В полутьме, не зажигая свечей, Карамзин говорил, что ныне председатель гражданской палаты обязан знать Гомера и Феокрита, секретарь сенатский – свойства оксигена и всех газов, а вице-губернатор – Пифагорову фигуру…

Сергей Львович тихо засмеялся.

– …надзиратель же сумасшедшего дома – римское право…

Это Сергей Львович постарался запомнить.

– Оксиген, Пифагор, надзиратель, – повторил он одними губами.

Между тем никто не заметил, что указ и "разум указа" – написаны безграмотно, слогом цветистым, лакейским – семинарским, если так можно сказать.

Сергей Львович вспомнил чистый лист бумаги и на нем обращение:

Всемилостивейший Государь!

Он признался в своей дерзости Карамзину, краснея как школьник, сознающийся в шалости, счастливый, уверенный, что все это вызовет одобрение. Он собирался писать государю… голос сердца! Великий боже! Но все почти собираются в Москве писать государю…

Карамзин замолчал. Он молчал, отвечая на лепет и смех Сергея Львовича осторожным кашлем.

Стало совсем темно. Карамзин не шевелился в своем кресле. Не дремал ли он? Только когда Сергей Львович стал прощаться, он слабым голосом, но совершенно холодно попросил передать поклон милой жене его.

Сергеи Львович вышел, недоумевая, почему, вначале почтя его такой душевной беседой, Карамзин охладел к нему в конце. Но Карамзин и сам уже много недель сидел над листами бумаги в своем остафьевском уединении; он и сам писал государю о том духе, который подьячий вносил в течение истории государства российского.

4

Вернувшись от Карамзина, Сергей Львович в сенях наткнулся на Александра. Вид сына озадачил его.

Тотчас, решительно, брызгая и торопясь, он рассказал Надежде Осиповне о своей беседе и передал поклон.

– Воспитывать должно изящный вкус, – сказал он решительно, – это образует человека.

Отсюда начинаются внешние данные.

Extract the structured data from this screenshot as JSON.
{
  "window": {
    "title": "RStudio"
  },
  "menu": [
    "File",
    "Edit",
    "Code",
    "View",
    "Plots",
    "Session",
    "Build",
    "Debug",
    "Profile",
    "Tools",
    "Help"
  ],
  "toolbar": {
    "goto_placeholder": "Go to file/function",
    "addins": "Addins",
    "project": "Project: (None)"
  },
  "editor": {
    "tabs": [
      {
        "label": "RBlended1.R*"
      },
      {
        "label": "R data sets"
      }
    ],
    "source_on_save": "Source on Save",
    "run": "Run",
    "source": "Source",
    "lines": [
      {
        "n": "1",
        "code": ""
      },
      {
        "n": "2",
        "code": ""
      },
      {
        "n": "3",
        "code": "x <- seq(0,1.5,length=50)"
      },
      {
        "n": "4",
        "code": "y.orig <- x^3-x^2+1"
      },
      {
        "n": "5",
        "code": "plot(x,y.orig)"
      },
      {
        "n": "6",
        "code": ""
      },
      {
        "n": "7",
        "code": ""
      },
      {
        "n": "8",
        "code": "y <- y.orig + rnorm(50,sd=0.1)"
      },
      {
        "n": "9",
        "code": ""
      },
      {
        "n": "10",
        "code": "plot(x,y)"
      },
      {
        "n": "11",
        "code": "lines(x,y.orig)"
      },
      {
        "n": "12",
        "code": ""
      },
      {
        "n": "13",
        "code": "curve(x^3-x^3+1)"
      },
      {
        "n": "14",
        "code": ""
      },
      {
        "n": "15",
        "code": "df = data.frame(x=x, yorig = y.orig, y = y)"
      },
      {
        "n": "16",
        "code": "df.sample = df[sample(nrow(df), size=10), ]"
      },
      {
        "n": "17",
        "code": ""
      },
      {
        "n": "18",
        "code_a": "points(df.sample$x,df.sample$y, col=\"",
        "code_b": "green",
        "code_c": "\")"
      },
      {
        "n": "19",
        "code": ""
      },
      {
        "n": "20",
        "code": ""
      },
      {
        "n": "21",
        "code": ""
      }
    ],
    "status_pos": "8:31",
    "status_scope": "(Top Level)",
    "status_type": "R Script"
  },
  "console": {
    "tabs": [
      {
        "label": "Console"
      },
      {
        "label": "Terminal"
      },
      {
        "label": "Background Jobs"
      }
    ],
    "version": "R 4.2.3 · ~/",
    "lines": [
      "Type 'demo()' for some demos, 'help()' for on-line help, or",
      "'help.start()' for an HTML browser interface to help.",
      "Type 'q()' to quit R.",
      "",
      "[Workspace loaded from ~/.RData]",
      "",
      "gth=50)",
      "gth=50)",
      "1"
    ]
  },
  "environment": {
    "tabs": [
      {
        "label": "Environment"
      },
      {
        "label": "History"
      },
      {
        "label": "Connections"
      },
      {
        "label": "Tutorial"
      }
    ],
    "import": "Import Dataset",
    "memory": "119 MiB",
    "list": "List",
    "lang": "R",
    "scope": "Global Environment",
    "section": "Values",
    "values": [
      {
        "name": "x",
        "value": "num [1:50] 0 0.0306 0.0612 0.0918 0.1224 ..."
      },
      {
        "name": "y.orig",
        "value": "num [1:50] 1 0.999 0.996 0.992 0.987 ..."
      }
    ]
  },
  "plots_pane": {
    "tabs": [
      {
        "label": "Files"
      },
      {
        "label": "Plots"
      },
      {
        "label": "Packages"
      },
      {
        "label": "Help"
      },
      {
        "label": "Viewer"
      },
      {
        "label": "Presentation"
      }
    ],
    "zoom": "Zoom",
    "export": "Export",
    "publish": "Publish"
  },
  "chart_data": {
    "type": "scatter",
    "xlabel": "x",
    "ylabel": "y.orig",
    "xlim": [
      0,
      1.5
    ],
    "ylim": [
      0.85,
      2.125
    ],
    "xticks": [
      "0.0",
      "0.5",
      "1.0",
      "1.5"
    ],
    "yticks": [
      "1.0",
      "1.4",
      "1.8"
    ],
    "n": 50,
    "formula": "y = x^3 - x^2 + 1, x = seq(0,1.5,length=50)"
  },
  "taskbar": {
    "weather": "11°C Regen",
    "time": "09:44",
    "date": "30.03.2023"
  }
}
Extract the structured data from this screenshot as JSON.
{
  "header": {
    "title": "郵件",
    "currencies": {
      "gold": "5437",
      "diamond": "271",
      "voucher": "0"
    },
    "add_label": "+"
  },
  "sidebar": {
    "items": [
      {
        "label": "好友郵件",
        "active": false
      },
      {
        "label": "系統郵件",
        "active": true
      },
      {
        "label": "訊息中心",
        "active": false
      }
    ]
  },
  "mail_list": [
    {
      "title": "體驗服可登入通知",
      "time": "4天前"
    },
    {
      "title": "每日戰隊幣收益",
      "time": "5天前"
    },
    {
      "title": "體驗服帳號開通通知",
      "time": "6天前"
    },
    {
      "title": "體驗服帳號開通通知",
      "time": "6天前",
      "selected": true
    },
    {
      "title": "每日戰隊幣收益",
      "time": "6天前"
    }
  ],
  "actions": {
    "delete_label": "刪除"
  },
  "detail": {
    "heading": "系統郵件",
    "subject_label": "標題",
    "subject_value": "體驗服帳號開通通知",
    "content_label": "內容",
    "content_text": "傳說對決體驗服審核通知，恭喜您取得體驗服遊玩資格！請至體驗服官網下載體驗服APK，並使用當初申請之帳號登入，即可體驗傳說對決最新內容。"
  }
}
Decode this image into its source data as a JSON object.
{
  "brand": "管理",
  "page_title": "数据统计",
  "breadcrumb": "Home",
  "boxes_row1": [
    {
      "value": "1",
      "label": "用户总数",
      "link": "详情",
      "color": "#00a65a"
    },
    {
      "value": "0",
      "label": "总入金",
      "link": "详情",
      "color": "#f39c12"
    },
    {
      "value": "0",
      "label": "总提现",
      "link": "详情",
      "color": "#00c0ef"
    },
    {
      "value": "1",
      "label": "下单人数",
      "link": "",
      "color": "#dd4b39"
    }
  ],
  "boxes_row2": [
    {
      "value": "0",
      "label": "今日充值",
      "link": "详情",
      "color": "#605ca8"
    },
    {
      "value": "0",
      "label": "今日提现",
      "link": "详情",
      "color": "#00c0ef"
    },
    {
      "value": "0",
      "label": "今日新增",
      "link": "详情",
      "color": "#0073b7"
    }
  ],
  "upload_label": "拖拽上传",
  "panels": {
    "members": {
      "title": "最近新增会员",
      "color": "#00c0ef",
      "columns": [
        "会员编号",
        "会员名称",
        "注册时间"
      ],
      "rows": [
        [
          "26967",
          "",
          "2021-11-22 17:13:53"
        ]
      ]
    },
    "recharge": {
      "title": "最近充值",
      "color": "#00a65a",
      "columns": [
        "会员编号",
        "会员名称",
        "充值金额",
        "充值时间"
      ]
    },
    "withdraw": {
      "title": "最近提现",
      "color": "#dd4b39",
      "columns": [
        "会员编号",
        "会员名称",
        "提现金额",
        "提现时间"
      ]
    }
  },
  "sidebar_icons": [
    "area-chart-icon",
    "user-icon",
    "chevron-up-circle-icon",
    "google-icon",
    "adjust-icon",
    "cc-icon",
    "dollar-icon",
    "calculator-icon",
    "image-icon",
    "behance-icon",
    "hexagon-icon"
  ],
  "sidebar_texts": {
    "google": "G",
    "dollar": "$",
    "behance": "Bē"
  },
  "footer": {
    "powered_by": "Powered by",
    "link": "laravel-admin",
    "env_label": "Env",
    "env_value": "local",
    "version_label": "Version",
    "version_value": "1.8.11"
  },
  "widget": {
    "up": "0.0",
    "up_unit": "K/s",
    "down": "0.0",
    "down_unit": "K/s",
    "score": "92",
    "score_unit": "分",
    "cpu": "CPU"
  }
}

Надежда Осиповна в важных делах не возражала мужу. Он ставил ее в тупик странной решительностью: Сергей Львович не всегда решался на поступки, но если уж решался, не терпел промедления, горел и фыркал, как ракета. В тот же день отдали портному на Немецкой улице шить из фрака Сергея Львовича новый костюм для Александра. Надежда Осиповна прикупила кружева во французской лавке. Она долго одевалась перед зеркалом и с утра уходила делать покупки. Все оживилось. Детей начали воспитывать по-новому. Наконец костюм был готов. Надежда Осиповна в лорнет оглядела Александра и повздорила с немцем портным. Сергей Львович успокоился на неделю. Но, побывав у Бутурлиных, Сушковых и еще у кой-кого, он однажды вдруг обнаружил, что благородных детей учат танцам у Иогеля.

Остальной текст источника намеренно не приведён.